Symmetry-protected coherent transport for diluted vacancies and adatoms in graphene

TL;DR

This paper investigates how certain symmetries in impurities like vacancies and adatoms in graphene influence electron transport, revealing symmetry-protected decoupling effects that suppress impurity scattering under specific conditions.

Contribution

It demonstrates that symmetry considerations can protect certain impurities from contributing to resistivity, providing new insights into impurity effects in graphene transport.

Findings

VAC impurities decouple from Dirac states at charge neutrality.

HS impurities decouple from entire momentum sets, reducing resistivity.
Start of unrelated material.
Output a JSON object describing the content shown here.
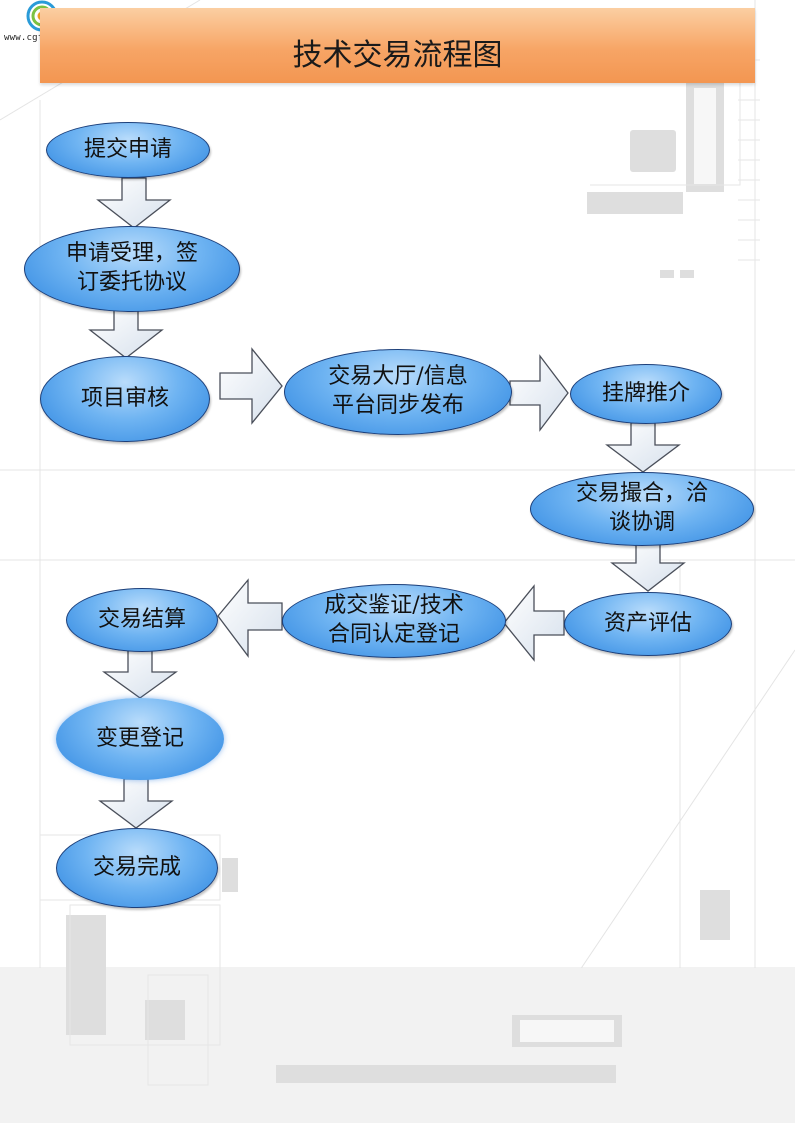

Symmetry protection persists across various impurity models.

Abstract

We study the effects of a low concentration of adatoms or single vacancies in the linear-response transport properties of otherwise clean graphene. These impurities were treated as localized orbitals, and for each type two cases with distinct coupling symmetries were studied. For adatoms, we considered top- and hollow-site adsorbates (TOP and HS). For vacancies, we studied impurity formation by soft bond reconstruction (REC), as well as the more symmetric case of charge accumulation in unreconstructed vacancies (VAC). Our results indicate that the transport is determined by usual impurity scattering when the graphene-impurity coupling does not possess $C_{3v}$ symmetry (TOP and REC). In contrast, VAC impurities decouple from the electronic states at the Dirac points, and yield no contribution to the resistivity for a sample in charge neutrality. Furthermore, the inversion-symmetry-conserving HS impurities also decouple from entire sets of momenta throughout the Brillouin zone, and do not contribute to the resistivity within a broad range of parameters. These behaviors are protected by $C_{3v}$ and inversion symmetry, respectively, and persist for more general impurity models.